The Democratic chiefs are shooting themselves in the foot, repeatedly and with determination. They haven't figured it out yet. But a lot of folks have. (When you had "Rev." Jesse Jackson and "Rev." Al Sharpton speaking at a "peace" march organized by Communists and Iraqi officials, you know they're on the way out. Even if they don't know it.)

The Democratic Party has been becoming more and more alienated from mainstream America — which is very much to be distinguised from mainstream media — since the Republican Revolution in the 1994 election. (I am convinced that this is due, partly, to the end run around MM by talk radio and the Internet.) This will not only continue, it will accelerate because the Democratic candidates have to pander appeal to their "base" — which seems nowadays to be anti-life, anti-family, anti-American, left-wing extremists.
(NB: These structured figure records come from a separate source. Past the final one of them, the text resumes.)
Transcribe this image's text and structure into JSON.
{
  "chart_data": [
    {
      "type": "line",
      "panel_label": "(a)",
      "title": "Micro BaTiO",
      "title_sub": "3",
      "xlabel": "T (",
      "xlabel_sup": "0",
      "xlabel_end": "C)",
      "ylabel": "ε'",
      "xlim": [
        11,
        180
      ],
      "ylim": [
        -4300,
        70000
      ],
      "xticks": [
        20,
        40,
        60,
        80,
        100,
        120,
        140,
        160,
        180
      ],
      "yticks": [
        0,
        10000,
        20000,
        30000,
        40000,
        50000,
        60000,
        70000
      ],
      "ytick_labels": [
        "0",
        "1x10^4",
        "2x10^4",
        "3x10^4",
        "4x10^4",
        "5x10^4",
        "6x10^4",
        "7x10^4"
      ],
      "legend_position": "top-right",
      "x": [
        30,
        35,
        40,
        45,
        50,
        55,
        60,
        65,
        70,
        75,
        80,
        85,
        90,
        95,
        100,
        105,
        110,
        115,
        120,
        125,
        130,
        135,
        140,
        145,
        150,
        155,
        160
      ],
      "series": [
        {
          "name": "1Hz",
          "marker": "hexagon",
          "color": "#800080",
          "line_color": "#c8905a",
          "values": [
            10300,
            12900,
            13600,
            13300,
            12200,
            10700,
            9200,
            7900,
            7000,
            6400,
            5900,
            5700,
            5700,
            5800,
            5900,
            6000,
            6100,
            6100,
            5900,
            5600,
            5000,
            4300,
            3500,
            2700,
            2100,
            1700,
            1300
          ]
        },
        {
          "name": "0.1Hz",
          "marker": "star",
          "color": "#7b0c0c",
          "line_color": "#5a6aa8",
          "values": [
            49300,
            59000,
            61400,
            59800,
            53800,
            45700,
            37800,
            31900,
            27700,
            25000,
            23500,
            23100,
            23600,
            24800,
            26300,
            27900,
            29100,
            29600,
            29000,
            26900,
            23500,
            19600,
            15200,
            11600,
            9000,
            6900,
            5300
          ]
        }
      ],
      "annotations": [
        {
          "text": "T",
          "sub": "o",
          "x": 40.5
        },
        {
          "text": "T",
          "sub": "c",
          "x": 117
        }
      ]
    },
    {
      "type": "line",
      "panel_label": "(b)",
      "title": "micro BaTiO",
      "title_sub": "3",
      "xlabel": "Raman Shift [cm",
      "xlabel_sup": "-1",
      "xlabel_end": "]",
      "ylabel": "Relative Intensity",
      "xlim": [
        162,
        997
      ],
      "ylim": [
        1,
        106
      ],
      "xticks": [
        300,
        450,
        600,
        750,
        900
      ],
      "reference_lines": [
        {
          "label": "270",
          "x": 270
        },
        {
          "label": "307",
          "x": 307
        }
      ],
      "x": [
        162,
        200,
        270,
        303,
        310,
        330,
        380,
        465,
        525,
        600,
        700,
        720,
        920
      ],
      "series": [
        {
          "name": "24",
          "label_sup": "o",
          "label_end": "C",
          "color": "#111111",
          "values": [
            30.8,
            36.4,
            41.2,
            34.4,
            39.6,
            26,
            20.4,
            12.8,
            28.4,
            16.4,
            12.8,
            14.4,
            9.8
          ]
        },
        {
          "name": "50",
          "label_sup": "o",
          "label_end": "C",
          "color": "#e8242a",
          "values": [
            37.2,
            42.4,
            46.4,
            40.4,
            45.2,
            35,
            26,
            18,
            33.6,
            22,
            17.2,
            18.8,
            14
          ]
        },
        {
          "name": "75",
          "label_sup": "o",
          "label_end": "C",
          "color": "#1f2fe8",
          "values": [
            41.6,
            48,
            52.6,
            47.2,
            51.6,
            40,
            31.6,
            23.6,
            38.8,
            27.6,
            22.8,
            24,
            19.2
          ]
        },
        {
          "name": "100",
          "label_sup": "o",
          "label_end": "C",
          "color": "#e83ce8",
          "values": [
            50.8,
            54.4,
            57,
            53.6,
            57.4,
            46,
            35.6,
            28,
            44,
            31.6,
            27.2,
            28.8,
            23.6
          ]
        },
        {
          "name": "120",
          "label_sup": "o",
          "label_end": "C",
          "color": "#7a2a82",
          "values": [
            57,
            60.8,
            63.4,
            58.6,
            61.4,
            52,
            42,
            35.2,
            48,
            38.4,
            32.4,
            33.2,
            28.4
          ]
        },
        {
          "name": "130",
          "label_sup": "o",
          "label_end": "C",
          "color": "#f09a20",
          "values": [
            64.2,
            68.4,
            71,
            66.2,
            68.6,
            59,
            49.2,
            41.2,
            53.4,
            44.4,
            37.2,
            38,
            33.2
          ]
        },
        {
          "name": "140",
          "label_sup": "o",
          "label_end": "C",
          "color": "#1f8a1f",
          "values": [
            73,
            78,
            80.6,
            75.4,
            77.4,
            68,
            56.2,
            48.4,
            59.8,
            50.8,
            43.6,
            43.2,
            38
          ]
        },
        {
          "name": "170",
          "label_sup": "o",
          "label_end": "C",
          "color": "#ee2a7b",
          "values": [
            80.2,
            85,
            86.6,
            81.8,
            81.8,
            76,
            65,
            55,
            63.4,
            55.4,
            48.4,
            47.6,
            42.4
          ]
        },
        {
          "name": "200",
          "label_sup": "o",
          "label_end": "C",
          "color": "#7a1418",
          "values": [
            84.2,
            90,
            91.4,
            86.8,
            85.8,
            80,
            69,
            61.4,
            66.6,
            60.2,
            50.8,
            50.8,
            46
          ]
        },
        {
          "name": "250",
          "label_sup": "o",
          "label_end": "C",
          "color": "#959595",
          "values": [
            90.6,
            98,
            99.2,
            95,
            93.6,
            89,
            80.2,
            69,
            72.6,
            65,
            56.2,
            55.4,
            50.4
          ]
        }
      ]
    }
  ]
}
Hey, how'dya like that — I slipped into Democratese for a moment. ;)

Seriously, a political party cannot continue long that way. Will it shrink drastically over the next decade, while the Republicans and Libertarians grow? Or will it split into squabbling factions? Will it, or its successors, become powerful only at the local/state/regional levels?

We must not let ourselves be deceived because our national political system has been effectively dominated by two parties for more than a century. (Lincoln won in 1860 partly because the vote was split among four major-party candidates.) I know of no divine or natural law that says it must be so — and especially not WRT those two parties being "Democratic" and "Republican".

Lane Core Jr. CIW P — Wed. 01/29/03 11:49:42 AM
Categorized as Most Notable & Political.